WORKING WITH THE BIG CAMERA
Many years ago I used a large-format camera, so called because it used film that was four inches wide by five inches tall—13 times the area of 35mm film. Starting with an image of that size, I could make an 11 x 14-inch print with very little enlargement, resulting in incredible sharpness and detail. I have yet to see a book or computer screen that comes close. You can lose yourself in a large-format print.

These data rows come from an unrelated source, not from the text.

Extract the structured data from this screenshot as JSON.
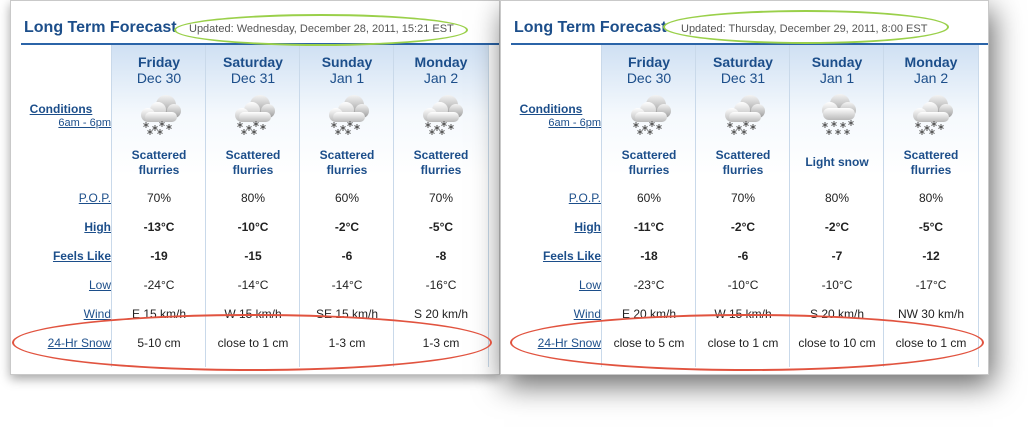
{
  "left": {
    "title": "Long Term Forecast",
    "updated": "Updated: Wednesday, December 28, 2011, 15:21 EST",
    "labels": {
      "conditions": "Conditions",
      "conditions_sub": "6am - 6pm",
      "pop": "P.O.P.",
      "high": "High",
      "feels_like": "Feels Like",
      "low": "Low",
      "wind": "Wind",
      "snow": "24-Hr Snow"
    },
    "days": [
      {
        "day": "Friday",
        "date": "Dec 30",
        "cond1": "Scattered",
        "cond2": "flurries",
        "icon": "scattered-flurries-icon",
        "pop": "70%",
        "high": "-13°C",
        "feels": "-19",
        "low": "-24°C",
        "wind": "E 15 km/h",
        "snow": "5-10 cm"
      },
      {
        "day": "Saturday",
        "date": "Dec 31",
        "cond1": "Scattered",
        "cond2": "flurries",
        "icon": "scattered-flurries-icon",
        "pop": "80%",
        "high": "-10°C",
        "feels": "-15",
        "low": "-14°C",
        "wind": "W 15 km/h",
        "snow": "close to 1 cm"
      },
      {
        "day": "Sunday",
        "date": "Jan 1",
        "cond1": "Scattered",
        "cond2": "flurries",
        "icon": "scattered-flurries-icon",
        "pop": "60%",
        "high": "-2°C",
        "feels": "-6",
        "low": "-14°C",
        "wind": "SE 15 km/h",
        "snow": "1-3 cm"
      },
      {
        "day": "Monday",
        "date": "Jan 2",
        "cond1": "Scattered",
        "cond2": "flurries",
        "icon": "scattered-flurries-icon",
        "pop": "70%",
        "high": "-5°C",
        "feels": "-8",
        "low": "-16°C",
        "wind": "S 20 km/h",
        "snow": "1-3 cm"
      }
    ]
  },
  "right": {
    "title": "Long Term Forecast",
    "updated": "Updated: Thursday, December 29, 2011, 8:00 EST",
    "labels": {
      "conditions": "Conditions",
      "conditions_sub": "6am - 6pm",
      "pop": "P.O.P.",
      "high": "High",
      "feels_like": "Feels Like",
      "low": "Low",
      "wind": "Wind",
      "snow": "24-Hr Snow"
    },
    "days": [
      {
        "day": "Friday",
        "date": "Dec 30",
        "cond1": "Scattered",
        "cond2": "flurries",
        "icon": "scattered-flurries-icon",
        "pop": "60%",
        "high": "-11°C",
        "feels": "-18",
        "low": "-23°C",
        "wind": "E 20 km/h",
        "snow": "close to 5 cm"
      },
      {
        "day": "Saturday",
        "date": "Dec 31",
        "cond1": "Scattered",
        "cond2": "flurries",
        "icon": "scattered-flurries-icon",
        "pop": "70%",
        "high": "-2°C",
        "feels": "-6",
        "low": "-10°C",
        "wind": "W 15 km/h",
        "snow": "close to 1 cm"
      },
      {
        "day": "Sunday",
        "date": "Jan 1",
        "cond1": "Light snow",
        "cond2": "",
        "icon": "light-snow-icon",
        "pop": "80%",
        "high": "-2°C",
        "feels": "-7",
        "low": "-10°C",
        "wind": "S 20 km/h",
        "snow": "close to 10 cm"
      },
      {
        "day": "Monday",
        "date": "Jan 2",
        "cond1": "Scattered",
        "cond2": "flurries",
        "icon": "scattered-flurries-icon",
        "pop": "80%",
        "high": "-5°C",
        "feels": "-12",
        "low": "-17°C",
        "wind": "NW 30 km/h",
        "snow": "close to 1 cm"
      }
    ]
  },
  "annotation_colors": {
    "green_highlight": "#9ad04a",
    "red_highlight": "#e1533f",
    "brand_blue": "#1c4e8a"
  }
}
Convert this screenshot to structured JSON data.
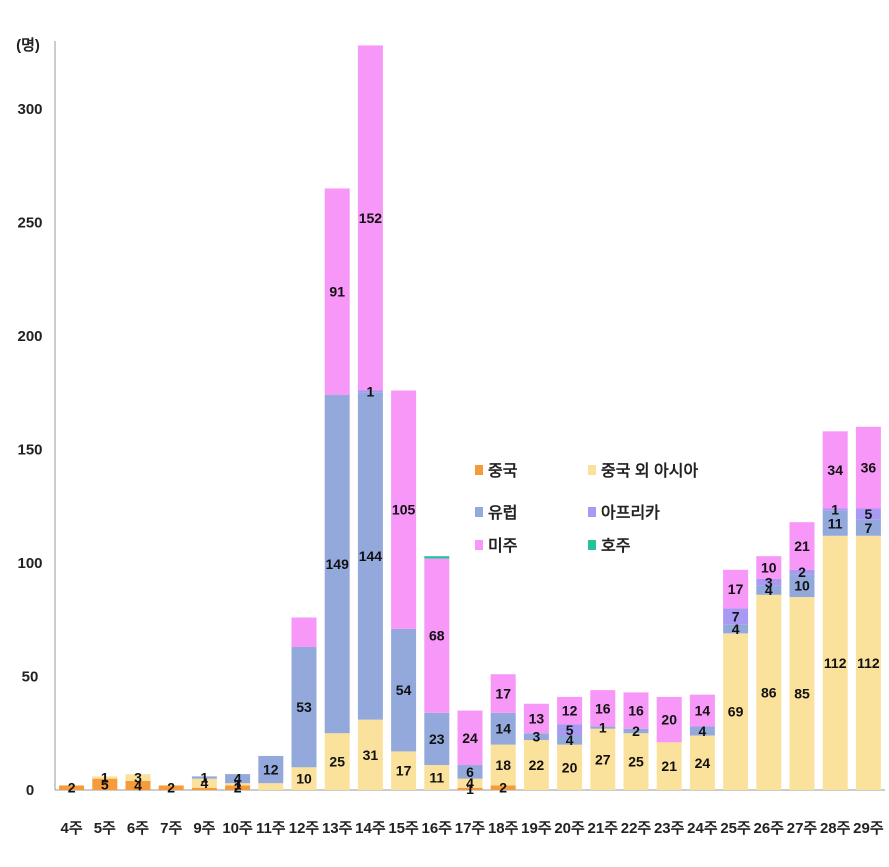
{
  "chart_data": {
    "type": "bar",
    "stacked": true,
    "y_unit_label": "(명)",
    "ylim": [
      0,
      330
    ],
    "yticks": [
      0,
      50,
      100,
      150,
      200,
      250,
      300
    ],
    "grid": false,
    "legend_position": "center-right",
    "categories": [
      "4주",
      "5주",
      "6주",
      "7주",
      "9주",
      "10주",
      "11주",
      "12주",
      "13주",
      "14주",
      "15주",
      "16주",
      "17주",
      "18주",
      "19주",
      "20주",
      "21주",
      "22주",
      "23주",
      "24주",
      "25주",
      "26주",
      "27주",
      "28주",
      "29주"
    ],
    "series": [
      {
        "name": "중국",
        "color": "#f59b3b",
        "values": [
          2,
          5,
          4,
          2,
          1,
          2,
          0,
          0,
          0,
          0,
          0,
          0,
          1,
          2,
          0,
          0,
          0,
          0,
          0,
          0,
          0,
          0,
          0,
          0,
          0
        ],
        "labels": [
          "2",
          "5",
          "4",
          "2",
          "",
          "2",
          "",
          "",
          "",
          "",
          "",
          "",
          "1",
          "2",
          "",
          "",
          "",
          "",
          "",
          "",
          "",
          "",
          "",
          "",
          ""
        ]
      },
      {
        "name": "중국 외 아시아",
        "color": "#fbe29c",
        "values": [
          0,
          1,
          3,
          0,
          4,
          1,
          3,
          10,
          25,
          31,
          17,
          11,
          4,
          18,
          22,
          20,
          27,
          25,
          21,
          24,
          69,
          86,
          85,
          112,
          112
        ],
        "labels": [
          "",
          "1",
          "3",
          "",
          "4",
          "1",
          "",
          "10",
          "25",
          "31",
          "17",
          "11",
          "4",
          "18",
          "22",
          "20",
          "27",
          "25",
          "21",
          "24",
          "69",
          "86",
          "85",
          "112",
          "112"
        ]
      },
      {
        "name": "유럽",
        "color": "#93a9dc",
        "values": [
          0,
          0,
          0,
          0,
          1,
          4,
          12,
          53,
          149,
          144,
          54,
          23,
          6,
          14,
          3,
          4,
          1,
          2,
          0,
          4,
          4,
          4,
          10,
          11,
          7
        ],
        "labels": [
          "",
          "",
          "",
          "",
          "1",
          "4",
          "12",
          "53",
          "149",
          "144",
          "54",
          "23",
          "6",
          "14",
          "3",
          "4",
          "1",
          "2",
          "",
          "4",
          "4",
          "4",
          "10",
          "11",
          "7"
        ]
      },
      {
        "name": "아프리카",
        "color": "#a89af2",
        "values": [
          0,
          0,
          0,
          0,
          0,
          0,
          0,
          0,
          0,
          1,
          0,
          0,
          0,
          0,
          0,
          5,
          0,
          0,
          0,
          0,
          7,
          3,
          2,
          1,
          5
        ],
        "labels": [
          "",
          "",
          "",
          "",
          "",
          "",
          "",
          "",
          "",
          "1",
          "",
          "",
          "",
          "",
          "",
          "5",
          "",
          "",
          "",
          "",
          "7",
          "3",
          "2",
          "1",
          "5"
        ]
      },
      {
        "name": "미주",
        "color": "#f797f7",
        "values": [
          0,
          0,
          0,
          0,
          0,
          0,
          0,
          13,
          91,
          152,
          105,
          68,
          24,
          17,
          13,
          12,
          16,
          16,
          20,
          14,
          17,
          10,
          21,
          34,
          36
        ],
        "labels": [
          "",
          "",
          "",
          "",
          "",
          "",
          "",
          "",
          "91",
          "152",
          "105",
          "68",
          "24",
          "17",
          "13",
          "12",
          "16",
          "16",
          "20",
          "14",
          "17",
          "10",
          "21",
          "34",
          "36"
        ]
      },
      {
        "name": "호주",
        "color": "#23c49a",
        "values": [
          0,
          0,
          0,
          0,
          0,
          0,
          0,
          0,
          0,
          0,
          0,
          1,
          0,
          0,
          0,
          0,
          0,
          0,
          0,
          0,
          0,
          0,
          0,
          0,
          0
        ],
        "labels": [
          "",
          "",
          "",
          "",
          "",
          "",
          "",
          "",
          "",
          "",
          "",
          "",
          "",
          "",
          "",
          "",
          "",
          "",
          "",
          "",
          "",
          "",
          "",
          "",
          ""
        ]
      }
    ],
    "legend": [
      {
        "name": "중국",
        "series": 0
      },
      {
        "name": "중국 외 아시아",
        "series": 1
      },
      {
        "name": "유럽",
        "series": 2
      },
      {
        "name": "아프리카",
        "series": 3
      },
      {
        "name": "미주",
        "series": 4
      },
      {
        "name": "호주",
        "series": 5
      }
    ]
  }
}
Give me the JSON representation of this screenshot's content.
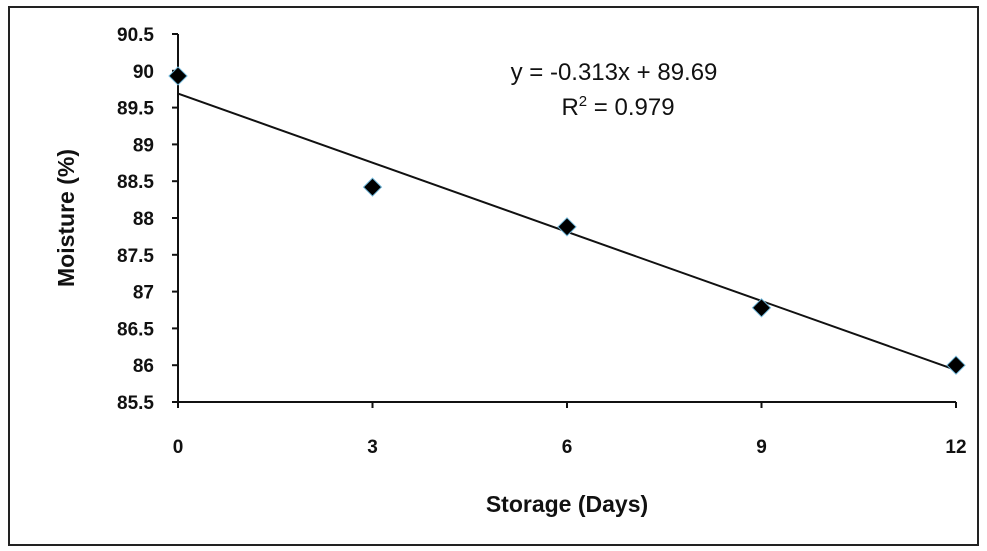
{
  "chart_data": {
    "type": "scatter",
    "xlabel": "Storage (Days)",
    "ylabel": "Moisture (%)",
    "x_ticks": [
      "0",
      "3",
      "6",
      "9",
      "12"
    ],
    "y_ticks": [
      "85.5",
      "86",
      "86.5",
      "87",
      "87.5",
      "88",
      "88.5",
      "89",
      "89.5",
      "90",
      "90.5"
    ],
    "xlim": [
      0,
      12
    ],
    "ylim": [
      85.5,
      90.5
    ],
    "grid": false,
    "series": [
      {
        "x": [
          0,
          3,
          6,
          9,
          12
        ],
        "y": [
          89.93,
          88.42,
          87.88,
          86.78,
          86.0
        ],
        "marker": "diamond",
        "color": "#000000"
      }
    ],
    "trendline": {
      "slope": -0.313,
      "intercept": 89.69,
      "equation": "y = -0.313x + 89.69",
      "r2_label": "R",
      "r2_sup": "2",
      "r2_value": " = 0.979"
    }
  }
}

The camera that holds this film uses a design that goes back to the beginnings of photography in the 1800s. Because the lens can independently be tilted and swung sideways on its axis, a skilled photographer can do things with focus and perspective that are impossible with a 35mm camera. This bigger camera required a bigger tripod, and with a few film holders* and a couple of lenses, filters, focusing cloth, drinking water, etc., I carried a fair amount of weight out into the wilderness. In the Rocky Mountain region, that usually meant going uphill at altitudes of 3,000 to 8,000 feet. At Great Sand Dunes National Monument in Colorado, I was trudging up and down 400-foot-tall sand dunes at 6,000 feet elevation. I was in better shape then.
You can learn more about large-format photography in these articles:
Large-Format Photography (Wikipedia)
View Camera (Wikipedia)
*Each holder stored two sheets of film, one on each side. I looked a lot more than I shot, and setting up and shooting one photo could easily take a half hour, so three or four holders were usually plenty for me.